Hello,
I am trying to fit the zero-inflated beta regression of Tang et al., 2023 (Zero-Inflated Beta Distribution Regression Modeling | SpringerLink). This involves extending the Beta distribution to the user defined scale (-a,1). Implementation in STAN is proving tricky due to a couple of variables that need to be marginalised out (namely zi and W in the below).
An indicator variable zi is defined, denoting whether an observation y is truly 0:
- Where y > 0, zi = 0.
- Where y = 0, zi is modelled as a latent variable, under the rational that y may truly be 0, and thus zi = 1, or that y may be 0 due to chance, and thus zi = 0.
Zeros due to chance are considered to have arisen from the Beta component.

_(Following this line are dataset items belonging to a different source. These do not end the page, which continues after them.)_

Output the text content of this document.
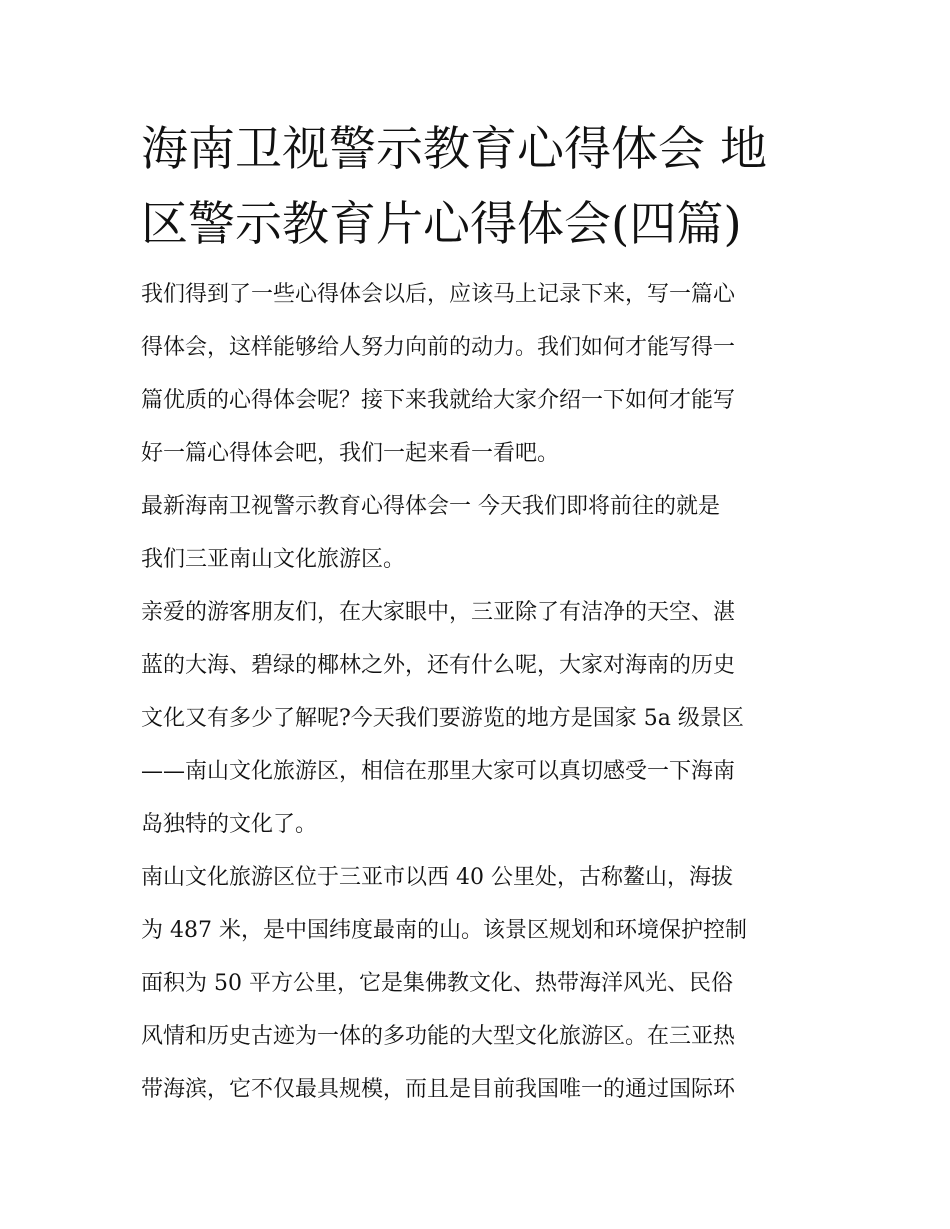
海南卫视警示教育心得体会 地
区警示教育片心得体会(四篇)

我们得到了一些心得体会以后，应该马上记录下来，写一篇心
得体会，这样能够给人努力向前的动力。我们如何才能写得一
篇优质的心得体会呢？接下来我就给大家介绍一下如何才能写
好一篇心得体会吧，我们一起来看一看吧。

最新海南卫视警示教育心得体会一 今天我们即将前往的就是
我们三亚南山文化旅游区。

亲爱的游客朋友们，在大家眼中，三亚除了有洁净的天空、湛
蓝的大海、碧绿的椰林之外，还有什么呢，大家对海南的历史
文化又有多少了解呢?今天我们要游览的地方是国家 5a 级景区
——南山文化旅游区，相信在那里大家可以真切感受一下海南
岛独特的文化了。

南山文化旅游区位于三亚市以西 40 公里处，古称鳌山，海拔
为 487 米，是中国纬度最南的山。该景区规划和环境保护控制
面积为 50 平方公里，它是集佛教文化、热带海洋风光、民俗
风情和历史古迹为一体的多功能的大型文化旅游区。在三亚热
带海滨，它不仅最具规模，而且是目前我国唯一的通过国际环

So, instead of modelling y , V is modelled. Where y > 0, V is known. Where y = 0 and zi = 0, a latent Beta distributed V is sampled.
The model should look like (I don’t know LaTex, so excuse writing this in line):
a = 1 // Setting a to 1 gives even distribution either side of 0
c = (a / a + 1)
μ = α1 + β1X
φ = α2
π = α3 + β2X
A = μ * φ
B = (1 - μ) * φ
if(y > 0):
zi = 0
V = (y + a) / (a + 1)
V ~ Beta(A, B)
zi ~ Bernoulli(pi)
if(y = 0):
zi ~ Bernoulli( π / (π + (1 - π)P(V ≤ c)) )
if(zi = 0):
y = max(0,W)
W = (a + 1)V - a ∴ P(W ≤ 0) = P(V ≤ c)
V ~ Beta(A, B) T(0, c)
I believe I have figured out how to marginilise out zi, I am less confident about how to work around y = max(0,W). This is the code I have come up with at the moment.

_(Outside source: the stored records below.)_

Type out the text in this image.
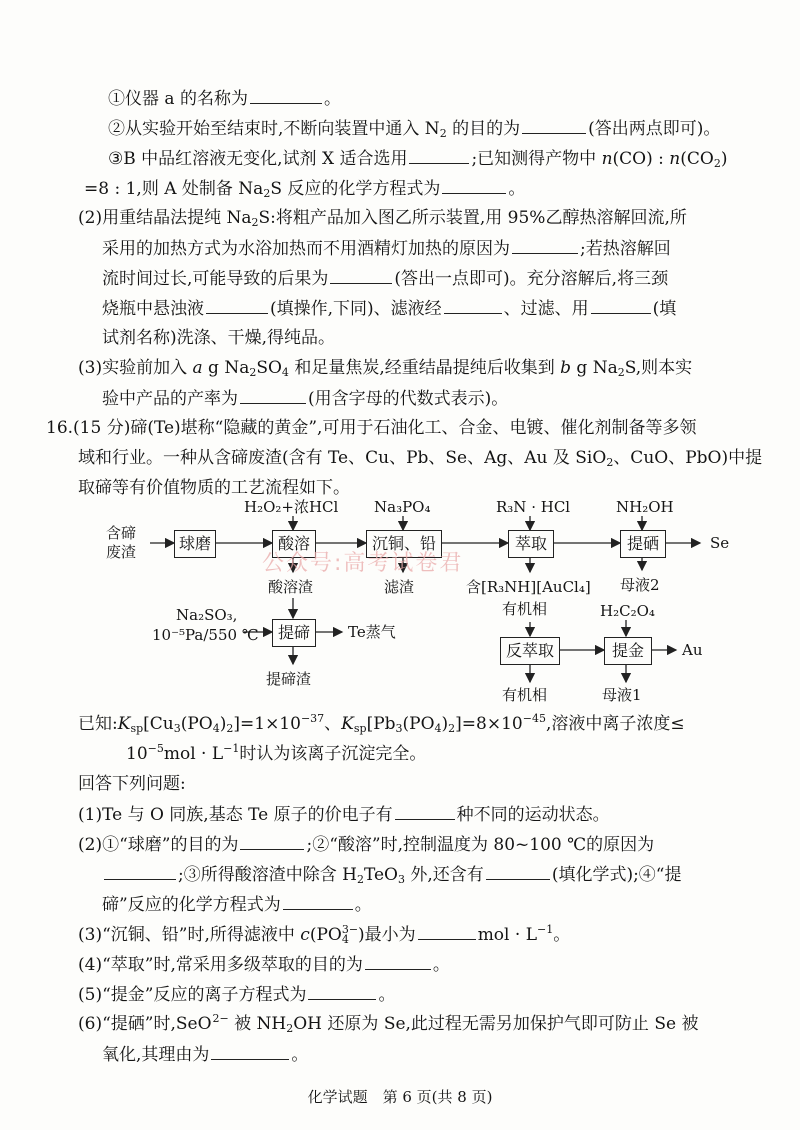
①仪器 a 的名称为	。
②从实验开始至结束时,不断向装置中通入 $N_2$ 的目的为	(答出两点即可)。
③B 中品红溶液无变化,试剂 X 适合选用	;已知测得产物中 n(CO) : $n(CO_2)$
=8 : 1,则 A 处制备 $Na_2S$ 反应的化学方程式为	。
(2)用重结晶法提纯 $Na_2S$:将粗产品加入图乙所示装置,用 95%乙醇热溶解回流,所
采用的加热方式为水浴加热而不用酒精灯加热的原因为	;若热溶解回
流时间过长,可能导致的后果为	(答出一点即可)。充分溶解后,将三颈
烧瓶中悬浊液	(填操作,下同)、滤液经	、过滤、用	(填
试剂名称)洗涤、干燥,得纯品。
(3)实验前加入 a g $Na_2SO_4$ 和足量焦炭,经重结晶提纯后收集到 b g $Na_2S$,则本实
验中产品的产率为	(用含字母的代数式表示)。
16.(15 分)碲(Te)堪称“隐藏的黄金”,可用于石油化工、合金、电镀、催化剂制备等多领
域和行业。一种从含碲废渣(含有 Te、Cu、Pb、Se、Ag、Au 及 SiO$_2$、CuO、PbO)中提
取碲等有价值物质的工艺流程如下。
含碲
废渣	球磨	酸溶	沉铜、铅	萃取	提硒
提碲
反萃取	提金
H₂O₂+浓HCl Na₃PO₄	R₃N · HCl	NH₂OH
Se
酸溶渣	滤渣	母液2
含[R₃NH][AuCl₄]
有机相	H₂C₂O₄
Au
有机相	母液1
Na₂SO₃,
10⁻⁵Pa/550 ℃	Te蒸气
提碲渣
公众号:高考试卷君
已知$:K_{sp}[Cu_3(PO_4)_2]=1\times 10^{-37}$、$K_{sp}[Pb_3(PO_4)_2]=8\times 10^{-45}$,溶液中离子浓度≤
$10^{-5}mol \cdot L^{-1}$时认为该离子沉淀完全。
回答下列问题:
(1)Te 与 O 同族,基态 Te 原子的价电子有	种不同的运动状态。
(2)①“球磨”的目的为	;②“酸溶”时,控制温度为 80~100 ℃的原因为
;③所得酸溶渣中除含 $H_2TeO_3$ 外,还含有	(填化学式);④“提
碲”反应的化学方程式为	。
(3)“沉铜、铅”时,所得滤液中 $c(PO_4^{3-})$最小为	mol · $L^{-1}$。
(4)“萃取”时,常采用多级萃取的目的为	。
(5)“提金”反应的离子方程式为	。
(6)“提硒”时,SeO$^{2-}$ 被 $NH_2OH$ 还原为 Se,此过程无需另加保护气即可防止 Se 被
氧化,其理由为	。
化学试题　第 6 页(共 8 页)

The model compiles but I get errors about the shape parameters being 0 due to the initial values, which leads to log probabilities of -∞. I’ve tried setting initial values (which doesn’t work) but I doubt this is the root of the problem anyway. Interestingly though, these errors refer to the function for non-zero observations, but I’m far more unsure about the function for the zero observations.
functions{
/* Log-probability density of a beta distributed response with an upper bound */
real upper_bound_beta_lpdf(real y, real alpha, real beta_, real ub) {
real x = y / ub;
return beta_lpdf(x | alpha, beta_) - log(ub);
}
/* Log-probability density for observations where y > 0 */
real tang_zi_nonzero_y_beta_lpdf(real V, real mu, real phi, real pi_){
row_vector[2] shape = [mu * phi, (1 - mu) * phi];
return bernoulli_logit_lpmf(0 | pi_) + beta_lpdf(V | shape[1], shape[2]);
}
/* Log-probability density for observations where y = 0 */
real tang_zi_zero_y_beta_lpdf(real V, real mu, real phi, real pi_, real c) {
row_vector[2] shape = [mu * phi, (1 - mu) * phi];
real PVc = 1 - exp(beta_lccdf(c | shape[1], shape[2]));
real pi_p = inv_logit(pi_);
real PT0 = pi_p / (pi_p + (1 - pi_p) * PVc);
return log_sum_exp(bernoulli_lpmf(1 | PT0),
bernoulli_lpmf(0 | PT0) + upper_bound_beta_lpdf(V | shape[1], shape[2], c));
}
}
data {
int<lower=1> N; // Total number of observations
vector[N] Y; // Response variable
int<lower=1> nNonZero; // Number of non-zero observations
int obsNonZero[nNonZero]; // Indices of non-zero observations
int obsZero[N - nNonZero]; // Indices of zero observations
int<lower=1> K; // Number of population-level covariates for main model mean parameter
matrix[N, K] X; // Population-level design matrix for main model mean parameter
int<lower=1> K_pi; // Number of population-level covariates for zero-inflation component
matrix[N, K_pi] X_pi; // Population-level design matrix for zero-inflation component
real<lower=0> a; // Lower bound of extended Beta distribution
}
transformed data {
matrix[N, K] Xc; // Centered version of X
vector[K] means_X; // Column means of X before centering
matrix[N, K_pi] Xc_pi; // Centered version of X_pi
vector[K_pi] means_X_pi; // Column means of X_pi before centering
// Scale and centre predictor variables
for (i in 1:K) {
means_X[i] = mean(X[, i]);
Xc[, i] = (X[, i] - means_X[i]) / sd(X[, i]);
}
for (i in 1:K_pi) {
means_X_pi[i] = mean(X_pi[, i]);
Xc_pi[, i] = (X_pi[, i] - means_X_pi[i]) / sd(X_pi[, i]);
}
// Tang ZIBR data
int nZero = (N - nNonZero);
real<lower=0> c = (a / (a + 1)); // Threshold for whether y = 0 is truly 0; P(Y = 0) = P(V <= c)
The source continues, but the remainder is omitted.